There are two sets of specific control characters:
The seven-digit ASCII defines 33 codes as control characters, which are 0 to 31 and 127 (at 0x00-0x1F and 0x7F ).
Compatible eight-bit ISO/IEC 8859-1 with 32 Codes defined from ISO/IEC 6429 to 128, located at 0x80-0x9F.

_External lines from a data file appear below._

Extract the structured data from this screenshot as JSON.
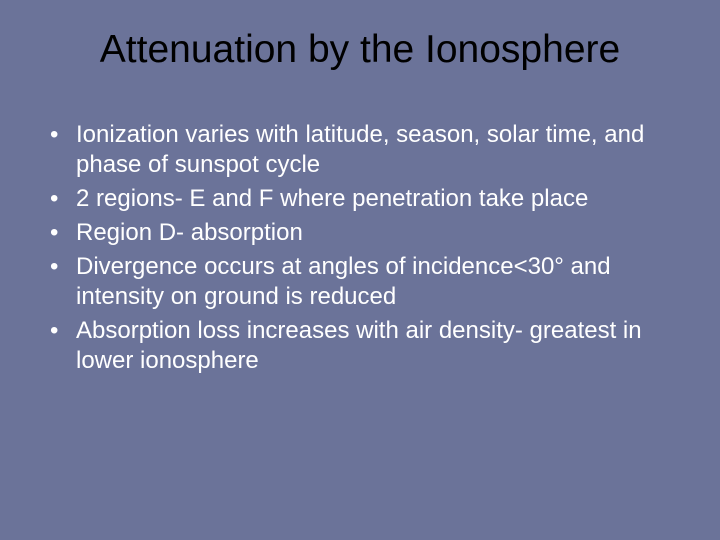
{
  "slide": {
    "background_color": "#6b7399",
    "title": {
      "text": "Attenuation by the Ionosphere",
      "color": "#000000",
      "fontsize": 39
    },
    "bullets": [
      "Ionization varies with latitude, season, solar time, and phase of sunspot cycle",
      "2 regions- E and F where penetration take place",
      "Region D- absorption",
      "Divergence occurs at angles of incidence<30° and intensity on ground is reduced",
      "Absorption loss  increases with air density- greatest in lower ionosphere"
    ],
    "bullet_style": {
      "text_color": "#ffffff",
      "fontsize": 24,
      "marker": "•"
    }
  }
}
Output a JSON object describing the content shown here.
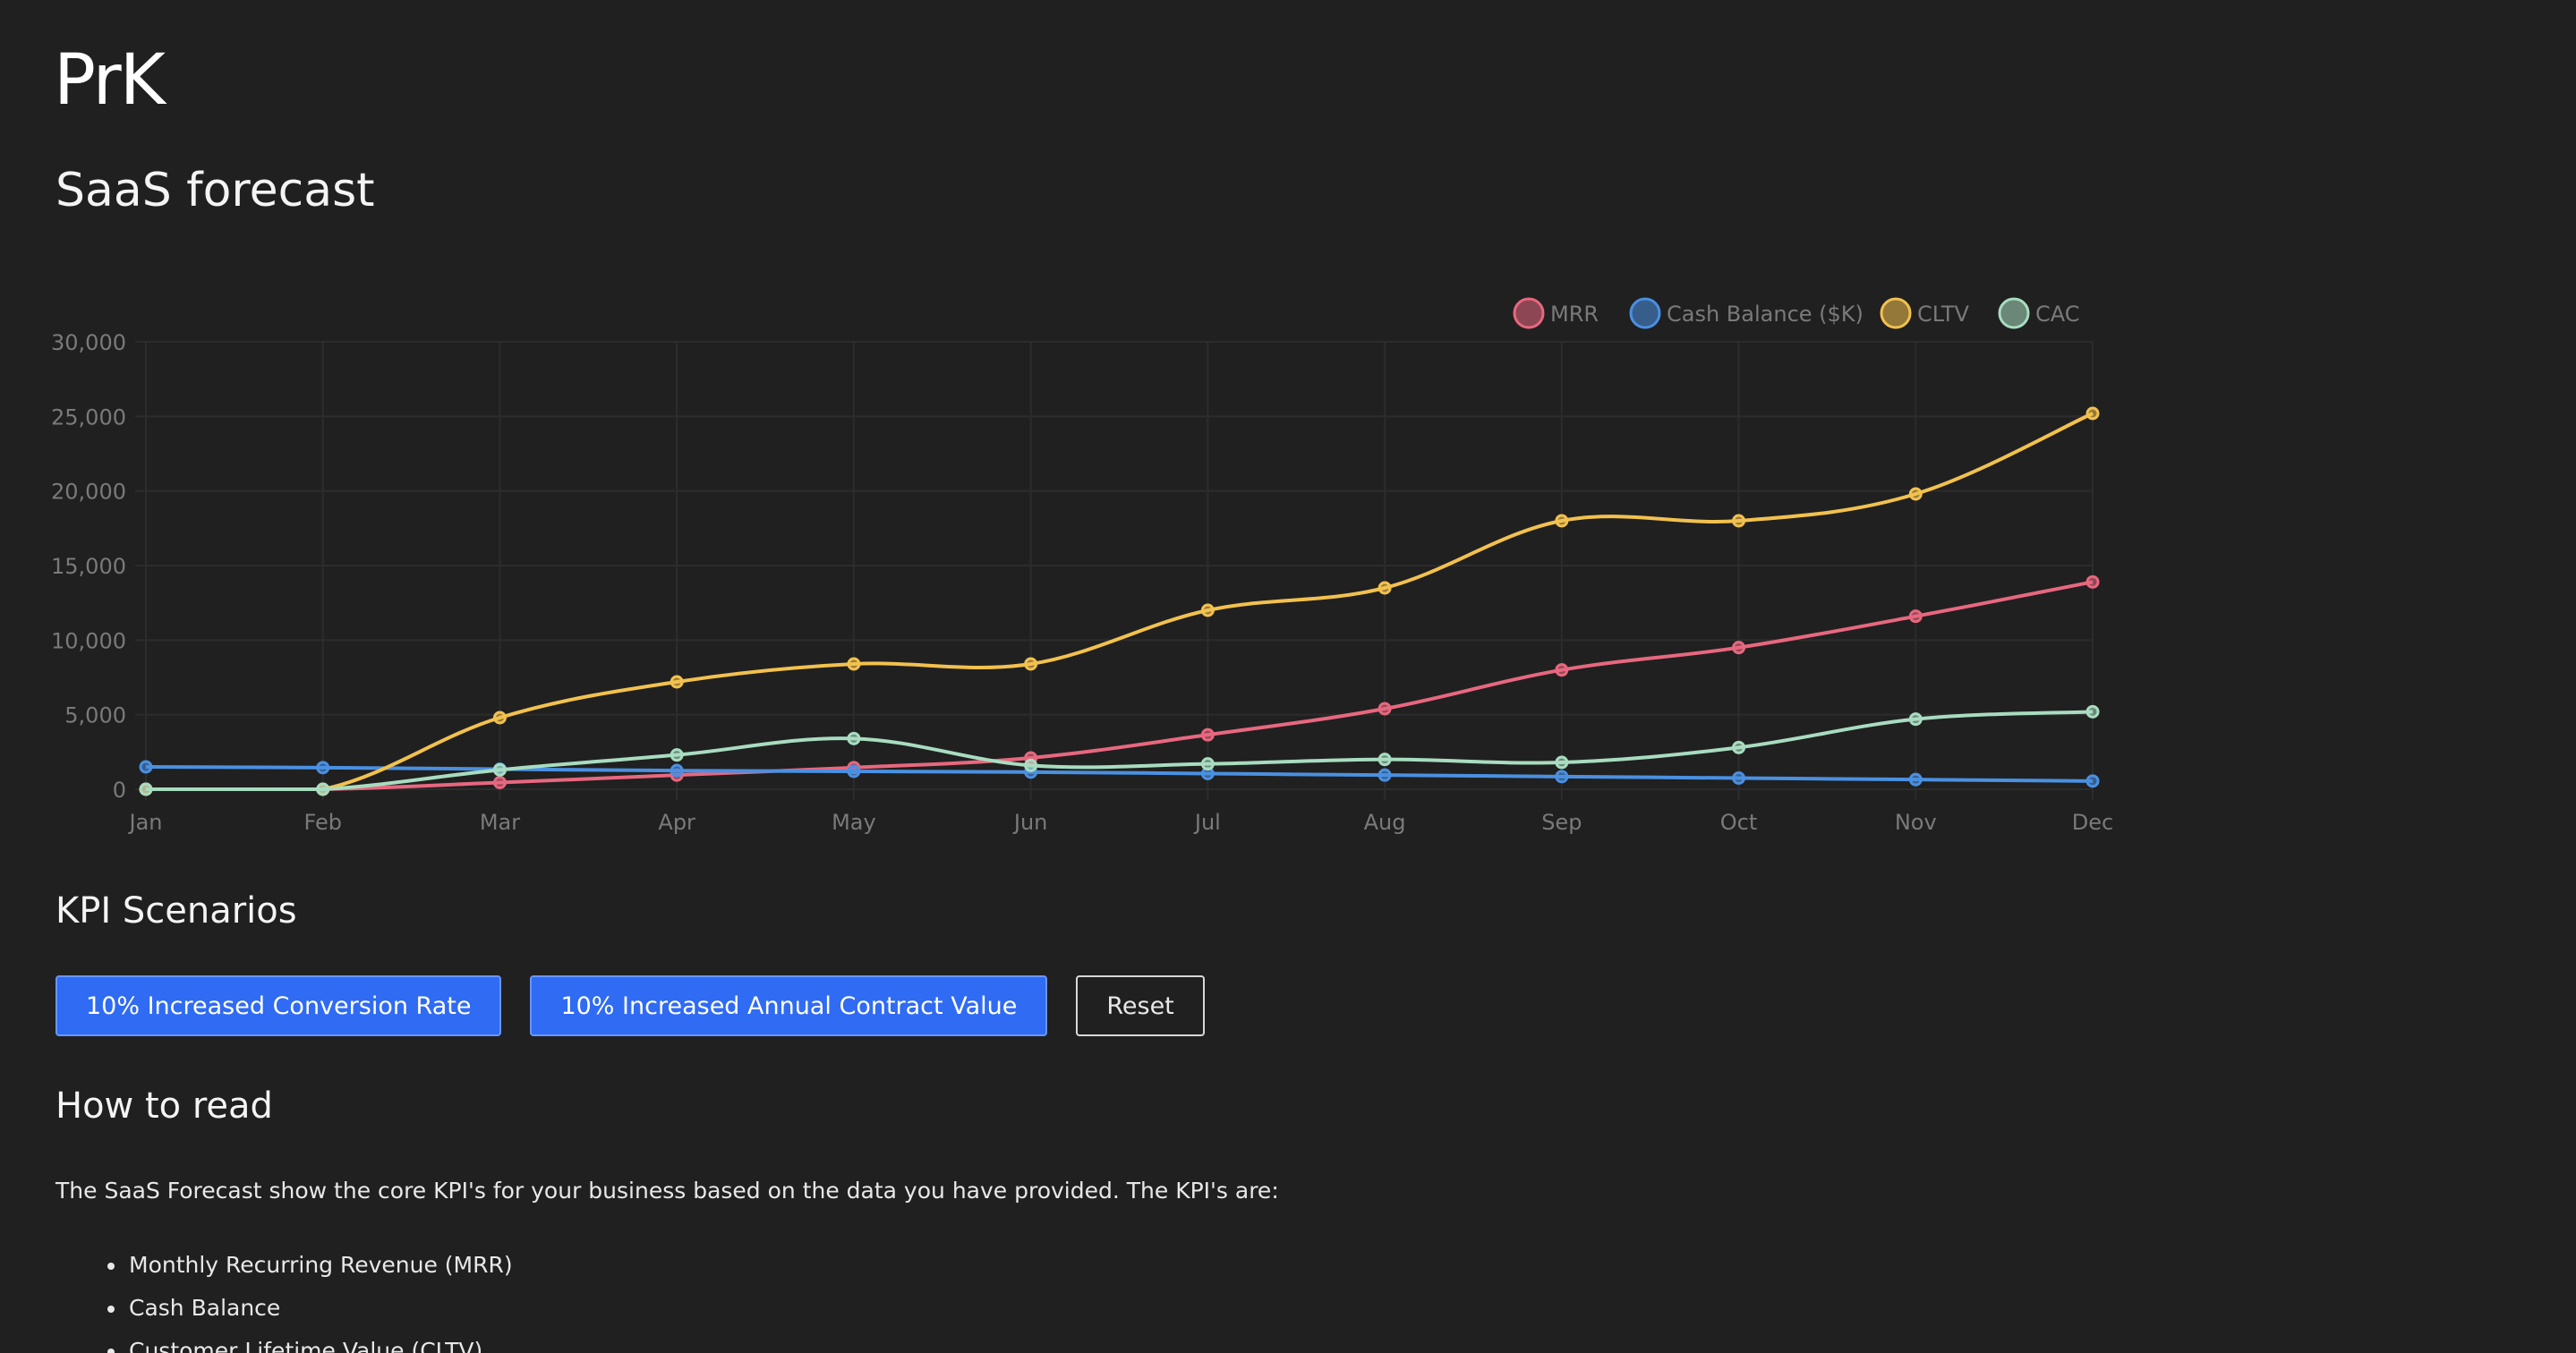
{
  "app": {
    "logo": "PrK",
    "title": "SaaS forecast"
  },
  "kpi_section": {
    "title": "KPI Scenarios",
    "buttons": [
      {
        "label": "10% Increased Conversion Rate"
      },
      {
        "label": "10% Increased Annual Contract Value"
      },
      {
        "label": "Reset"
      }
    ]
  },
  "how_to_read": {
    "title": "How to read",
    "intro": "The SaaS Forecast show the core KPI's for your business based on the data you have provided. The KPI's are:",
    "items": [
      "Monthly Recurring Revenue (MRR)",
      "Cash Balance",
      "Customer Lifetime Value (CLTV)"
    ]
  },
  "chart_data": {
    "type": "line",
    "categories": [
      "Jan",
      "Feb",
      "Mar",
      "Apr",
      "May",
      "Jun",
      "Jul",
      "Aug",
      "Sep",
      "Oct",
      "Nov",
      "Dec"
    ],
    "ylim": [
      0,
      30000
    ],
    "yticks": [
      "0",
      "5,000",
      "10,000",
      "15,000",
      "20,000",
      "25,000",
      "30,000"
    ],
    "grid": true,
    "legend_position": "top-right",
    "series": [
      {
        "name": "MRR",
        "color": "#e8677f",
        "values": [
          0,
          0,
          450,
          950,
          1450,
          2100,
          3650,
          5400,
          8000,
          9500,
          11600,
          13900
        ]
      },
      {
        "name": "Cash Balance ($K)",
        "color": "#4a90e2",
        "values": [
          1500,
          1450,
          1350,
          1250,
          1200,
          1150,
          1050,
          950,
          850,
          750,
          650,
          550
        ]
      },
      {
        "name": "CLTV",
        "color": "#f2c14e",
        "values": [
          0,
          0,
          4800,
          7200,
          8400,
          8400,
          12000,
          13500,
          18000,
          18000,
          19800,
          25200
        ]
      },
      {
        "name": "CAC",
        "color": "#a8dcc0",
        "values": [
          0,
          0,
          1300,
          2300,
          3400,
          1600,
          1700,
          2000,
          1800,
          2800,
          4700,
          5200
        ]
      }
    ]
  }
}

Control Character List:Http://ascii-table.com/control-chars.php
Python solution for controlling characters: (not verified one by one)
Solution 1:
strip_control_characters = lambda s:"".join(i for i in s if 31<ord(i)<127)
Solution 2:
def strip_control_characters(str_input): if str_input: import re # unicode invalid characters RE_XML_ILLEGAL = u'([\u0000-\u0008\u000b-\u000c\u000e-\u001f\ufffe-\uffff])' + \ u'|' + \ u'([%s-%s][^%s-%s])|([^%s-%s][%s-%s])|([%s-%s]$)|(^[%s-%s])' % \ (unichr(0xd800),unichr(0xdbff),unichr(0xdc00),unichr(0xdfff), unichr(0xd800),unichr(0xdbff),unichr(0xdc00),unichr(0xdfff), unichr(0xd800),unichr(0xdbff),unichr(0xdc00),unichr(0xdfff), ) str_input = re.sub(RE_XML_ILLEGAL, "", input) # ascii control characters str_input = re.sub(r"[\x01-\x1F\x7F]", "", input) return str_input
Solution 3:
import re def remove_control_chars(s): control_chars = ''.join(map(unichr, range(0,32) + range(127,160))) control_char_re = re.compile('[%s]' % re.escape(control_chars)) return control_char_re.sub('', s) cleaned_json = remove_control_chars(original_json)obj = simplejson.loads(cleaned_json)
Summary
The above is all about this article. I hope this article will help you learn or use python. If you have any questions, please leave a message.